SCHENECTADY — Councilman John Polimeni wants to change the way the city crafts its budget.
Polimeni originally suggested a new way of looking at the budget during a City Council meeting on June 11. It comes after the council showed a deep division during last year’s budget process, passing an $85.2 million spending plan in a 4-3 vote.
The hope, according to Polimeni, is that the council begins to view the budget as more of a policy document as opposed to just numbers. Some expenditures go up, and some go down, and Polimeni wants to spend more time analyzing the reasons for those changes.
“If the policy is that we want to attack a certain issue, what do we need to make sure we get those outcomes?” Polimeni asked. “I’m looking for: What are the outcomes going to be, based on the projected budget, and what is the return on investment for all of us paying the taxes?”
Polimeni also said he would like council members to submit any questions about the proposed budget to department heads before meeting with them. That way, department heads would have a better idea of what information they need to have ready.
“That’s so we’re not catching people out of the blue or on the spot,” Polimeni said. “That gives us an opportunity to get better answers.”
He added that if everyone came prepared to the budget meetings, it would result in a “much better and more meaningful process.”
The suggestion stems from conversations he and City Council President Ed Kosiur had with Mayor Gary McCarthy.
Kosiur did not respond to a request for comment.
McCarthy said when he submits his proposed budget to the council, what he’s submitting is “a policy document.”
But when council members have done their review of his proposal in previous budget cycles, it has not dug deep enough into the intent behind the numbers, he said.
“I think two years ago, the council spent 23 minutes on the Police and Fire departments,” McCarthy said. “That’s not an analysis on a policy document.”
Polimeni’s proposal garnered praise from some council members.
Councilwoman Karen Zalewski-Wildzunas said she liked the idea. She said giving questions to department heads before they meet with council members could make the process more efficient.
In the past, she said, council members would ask questions without getting answers right away.
“It’s helpful for the department heads to have information ahead of time for whatever questions, so they’re prepared when they come to the meeting instead of saying, ‘Let me get back to you,’ ” Zalewski-Wildzunas said.
Councilman John Mootooveren agreed with Polimeni that council members need to do a more in-depth analysis.
“We’ve been discussing for several years to move away from what we call ‘audit budgeting,’” Mootooveren said. “We tend to audit the budget instead of doing performance budgeting.”
For other council members, the proposed change was a little confusing, as they believe the budget process has included analysis for several budget cycles.

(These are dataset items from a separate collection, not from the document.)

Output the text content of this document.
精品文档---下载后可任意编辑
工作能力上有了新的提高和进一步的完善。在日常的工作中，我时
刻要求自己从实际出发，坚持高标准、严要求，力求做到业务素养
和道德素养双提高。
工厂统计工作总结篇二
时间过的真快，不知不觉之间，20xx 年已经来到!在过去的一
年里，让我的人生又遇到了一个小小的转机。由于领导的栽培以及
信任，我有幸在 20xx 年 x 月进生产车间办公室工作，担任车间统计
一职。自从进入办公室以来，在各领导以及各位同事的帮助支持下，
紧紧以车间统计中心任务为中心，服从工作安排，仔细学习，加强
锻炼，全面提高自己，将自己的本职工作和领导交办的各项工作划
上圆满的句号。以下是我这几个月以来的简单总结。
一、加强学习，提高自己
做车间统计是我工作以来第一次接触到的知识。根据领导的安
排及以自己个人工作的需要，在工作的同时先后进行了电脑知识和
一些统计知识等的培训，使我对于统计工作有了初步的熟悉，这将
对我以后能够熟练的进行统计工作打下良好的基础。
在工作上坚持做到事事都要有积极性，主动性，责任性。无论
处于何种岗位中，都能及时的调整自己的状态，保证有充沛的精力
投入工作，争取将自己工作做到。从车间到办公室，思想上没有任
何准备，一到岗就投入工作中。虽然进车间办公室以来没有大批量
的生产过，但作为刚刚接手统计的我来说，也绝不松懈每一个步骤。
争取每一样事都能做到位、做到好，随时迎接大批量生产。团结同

“We go line by line, so, when a position comes up, we ask, ‘Why do you need the funding?’” independent Councilman Vince Riggi said. “Generally, that’s what you do.”
Councilwoman Leesa Perazzo said she takes the budget process very seriously. She said the council in the past has looked at the budget to see how the city can save money and increase revenue.

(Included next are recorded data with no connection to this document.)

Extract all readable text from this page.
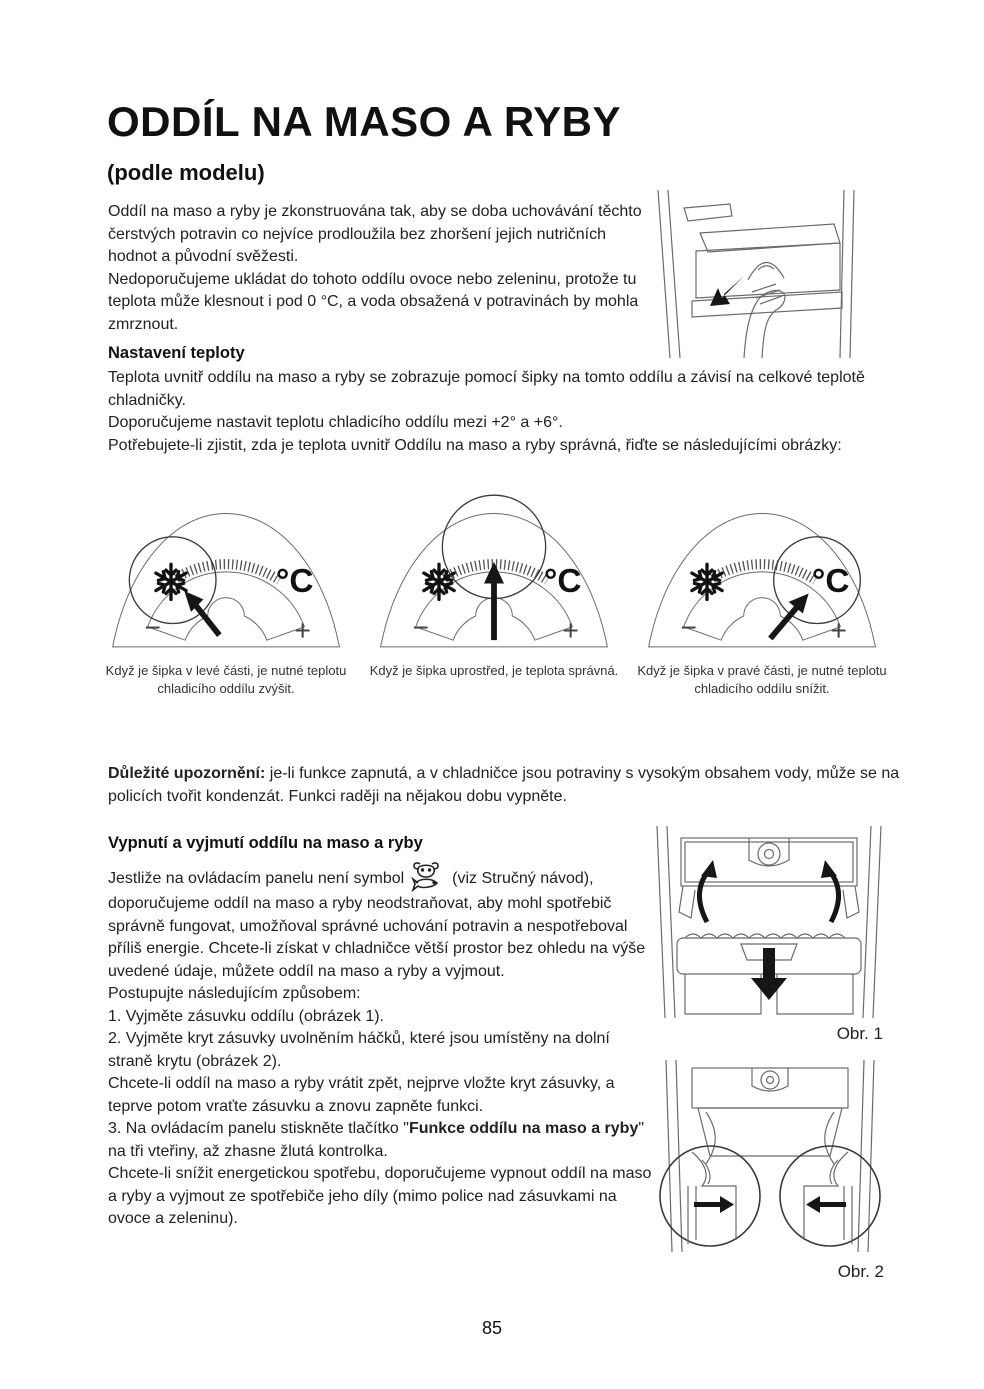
ODDÍL NA MASO A RYBY
(podle modelu)

Oddíl na maso a ryby je zkonstruována tak, aby se doba uchovávání těchto čerstvých potravin co nejvíce prodloužila bez zhoršení jejich nutričních hodnot a původní svěžesti.

Nedoporučujeme ukládat do tohoto oddílu ovoce nebo zeleninu, protože tu teplota může klesnout i pod 0 °C, a voda obsažená v potravinách by mohla zmrznout.

Nastavení teploty

Teplota uvnitř oddílu na maso a ryby se zobrazuje pomocí šipky na tomto oddílu a závisí na celkové teplotě chladničky.

Doporučujeme nastavit teplotu chladicího oddílu mezi +2° a +6°.

Potřebujete-li zjistit, zda je teplota uvnitř Oddílu na maso a ryby správná, řiďte se následujícími obrázky:

°C
−	+
Když je šipka v levé části, je nutné teplotu chladicího oddílu zvýšit.
°C
−	+
Když je šipka uprostřed, je teplota správná.
°C
−	+
Když je šipka v pravé části, je nutné teplotu chladicího oddílu snížit.

Důležité upozornění: je-li funkce zapnutá, a v chladničce jsou potraviny s vysokým obsahem vody, může se na policích tvořit kondenzát. Funkci raději na nějakou dobu vypněte.

Vypnutí a vyjmutí oddílu na maso a ryby

Jestliže na ovládacím panelu není symbol	(viz Stručný návod), doporučujeme oddíl na maso a ryby neodstraňovat, aby mohl spotřebič správně fungovat, umožňoval správné uchování potravin a nespotřeboval příliš energie. Chcete-li získat v chladničce větší prostor bez ohledu na výše uvedené údaje, můžete oddíl na maso a ryby a vyjmout.

Postupujte následujícím způsobem:

1. Vyjměte zásuvku oddílu (obrázek 1).

2. Vyjměte kryt zásuvky uvolněním háčků, které jsou umístěny na dolní straně krytu (obrázek 2).

Chcete-li oddíl na maso a ryby vrátit zpět, nejprve vložte kryt zásuvky, a teprve potom vraťte zásuvku a znovu zapněte funkci.

3. Na ovládacím panelu stiskněte tlačítko "Funkce oddílu na maso a ryby" na tři vteřiny, až zhasne žlutá kontrolka.

Chcete-li snížit energetickou spotřebu, doporučujeme vypnout oddíl na maso a ryby a vyjmout ze spotřebiče jeho díly (mimo police nad zásuvkami na ovoce a zeleninu).

Obr. 1
Obr. 2
85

“I think [the budget process] is the single most important function of the council, as far as our oversight and how taxpayer money is used,” she said.
Councilwoman Marion Porterfield said she needs to hear more from Polimeni about what exactly he wants to change about the process. And while she said she is always open to improving the process, the fact that Polimeni wants to change the process came as news to her.
“I never heard it discussed at a committee meeting or discussed with me,” Porterfield said.
Porterfield did express some concern about giving department heads questions ahead of time. She said most of the questions she puts forth come from the report and the explanation she receives from department heads.
Polimeni said council members will still be able to ask questions of department heads during the budget meetings. But he wants to get some questions in advance, so they can be sent to the department heads before the meeting.
Perazzo still took issue with Polimeni’s comments that the change he is proposing could make the budget process more meaningful. She said the council always worked hard on the budget and did its due diligence to help relieve any tax burdens for city residents.
Except for last year; she said some of her colleagues simply “rubber stamped” McCarthy’s budget, instead of continuing to work on it and possibly reducing taxes by another percentage point.
“The fact of it is, I had several pages of suggestions of questions and information I wanted to follow on, and I didn’t get to have those,” Perazzo said of the most recent budget process. “It continued to be meaningful to me when it stopped being meaningful to others.”
When asked about Perazzo’s comments, Polimeni demurred.
“There’s nothing to respond to,” he said.